How Bad Is Cheating?

Taking Dishonesty in the Classroom As Seriously as We Should

While moral education programs tend to emphasize right living, discipline—its darker underbelly—stresses wrongdoing. By looking at discipline policies, one therefore gets some understanding of the norms that matter to schools and the coherence of their moral messages. To that end, I have been reading codes of conduct from random high schools in Pennsylvania. What I have found is that codes generally classify wrongs by place of occurrence (in class, out of class), by degree of disturbance, sometimes alphabetically, and, most often, by frequency. They rarely, however, distinguish moral from nonmoral infractions, as the following example illustrates.

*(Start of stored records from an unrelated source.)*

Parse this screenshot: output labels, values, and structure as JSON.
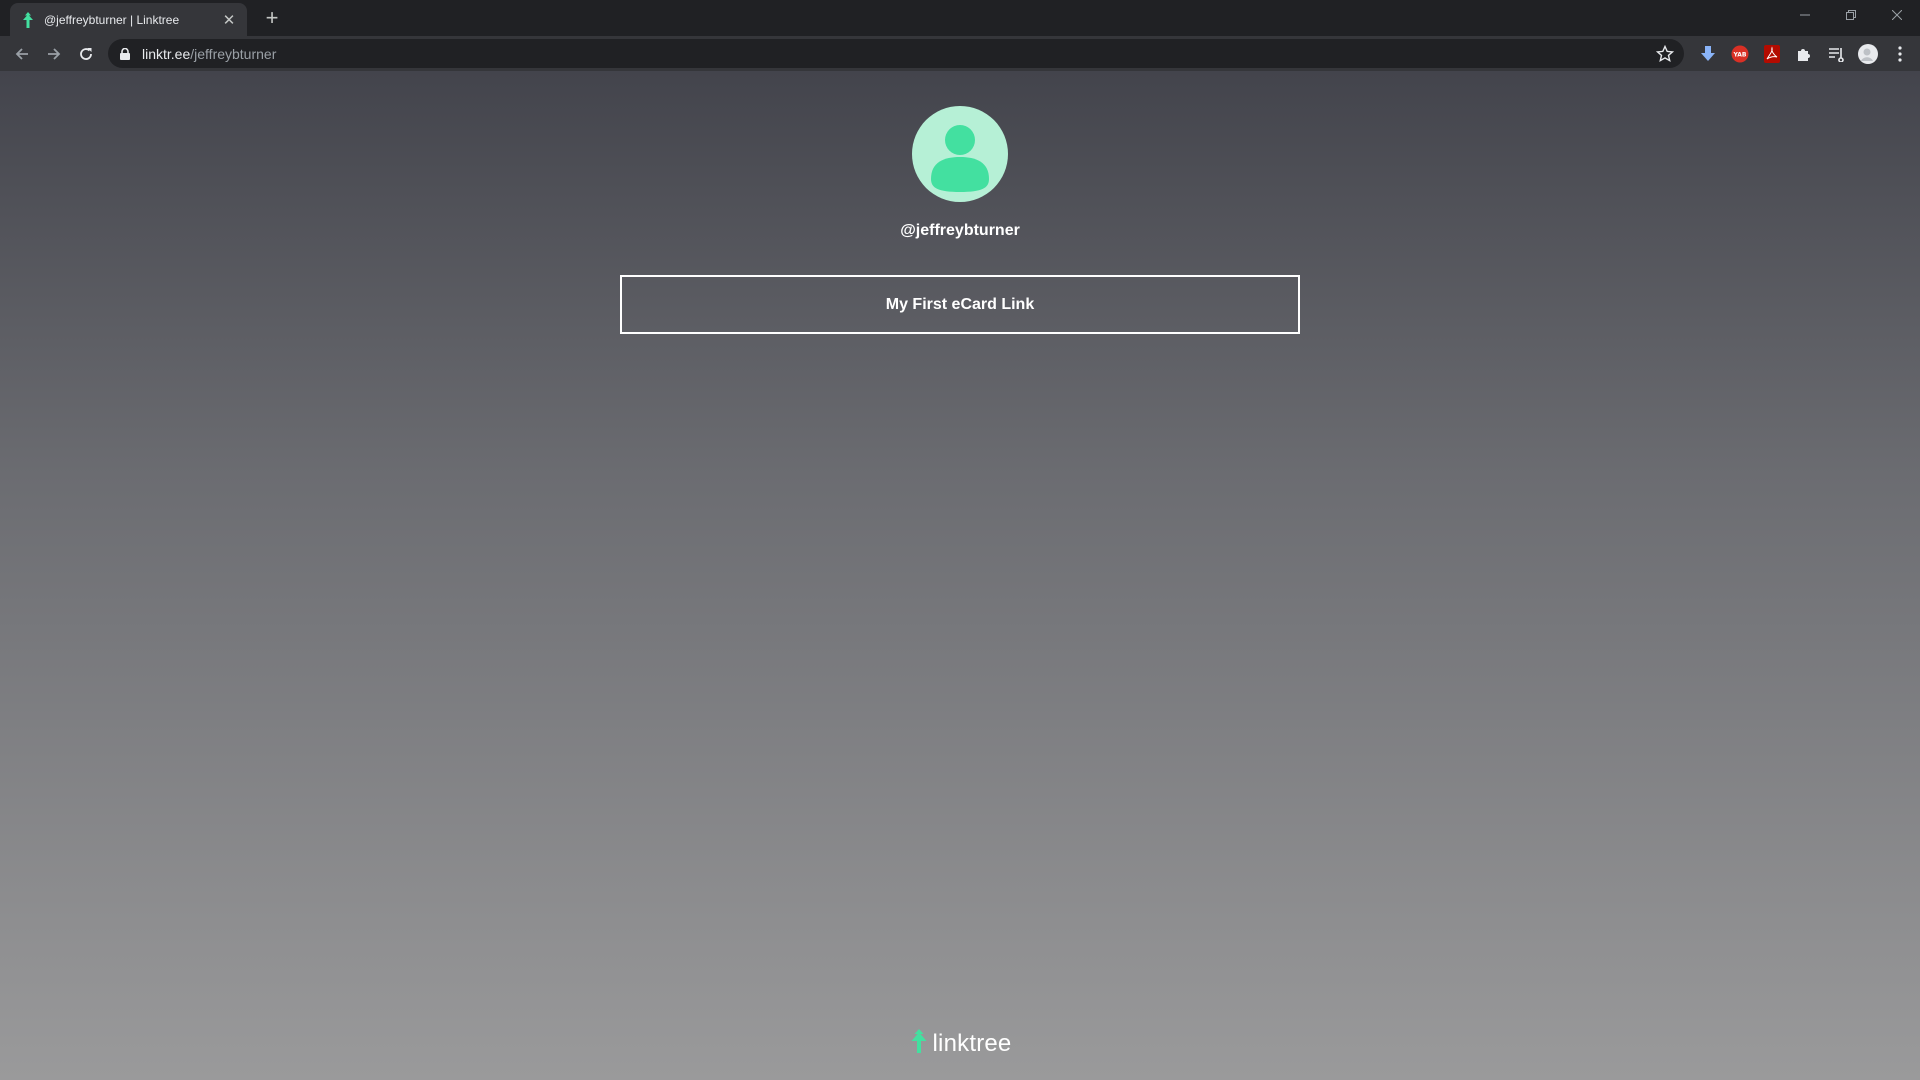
{
  "browser": {
    "tab_title": "@jeffreybturner | Linktree",
    "url_host": "linktr.ee",
    "url_path": "/jeffreybturner",
    "new_tab_symbol": "+",
    "close_symbol": "✕",
    "extensions": [
      "download-icon",
      "yab-extension-icon",
      "pdf-extension-icon",
      "puzzle-extensions-icon",
      "reading-list-icon",
      "profile-avatar",
      "menu-dots-icon"
    ],
    "yab_label": "YAB"
  },
  "profile": {
    "username": "@jeffreybturner",
    "avatar_color": "#b6f0d6",
    "avatar_figure_color": "#43e0a0"
  },
  "links": [
    {
      "label": "My First eCard Link"
    }
  ],
  "footer": {
    "brand": "linktree",
    "accent": "#43e0a0"
  }
}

Susie and Sarah, two high school students, are both disciplinary problems. Susie, preoccupied with her friendships and indifferent to her studies, is chronically late for school and often for class, wears skirts that sometimes fall short of the allowable dress-code limits, and snacks outside the cafeteria. Otherwise, she is well liked, cooperative, and always the first to volunteer for chores or new initiatives. Sarah, academically ambitious but not conscientious, plagiarizes papers from the Internet, and is not above forging an excuse note when she is unprepared for a test. She is cynical about school, seeing it as a way station to college, where her attention is directed.

According to School A’s disciplinary code, the fourth time Susie is late to class she will receive a detention. Should she have an unexcused absence, she will receive a one-day internal suspension. The second time she eats outside the cafeteria she will be given a one-day internal suspension, and a two-day suspension after the third episode. Sarah, for forgery, will receive the same sanctions: one day of internal suspension on the second occasion, two days on the third. For cheating, her first offense will result in a zero on the assignment, the second in a one-day internal suspension. For plagiarism, Sarah will receive a two-day internal suspension on the second offense.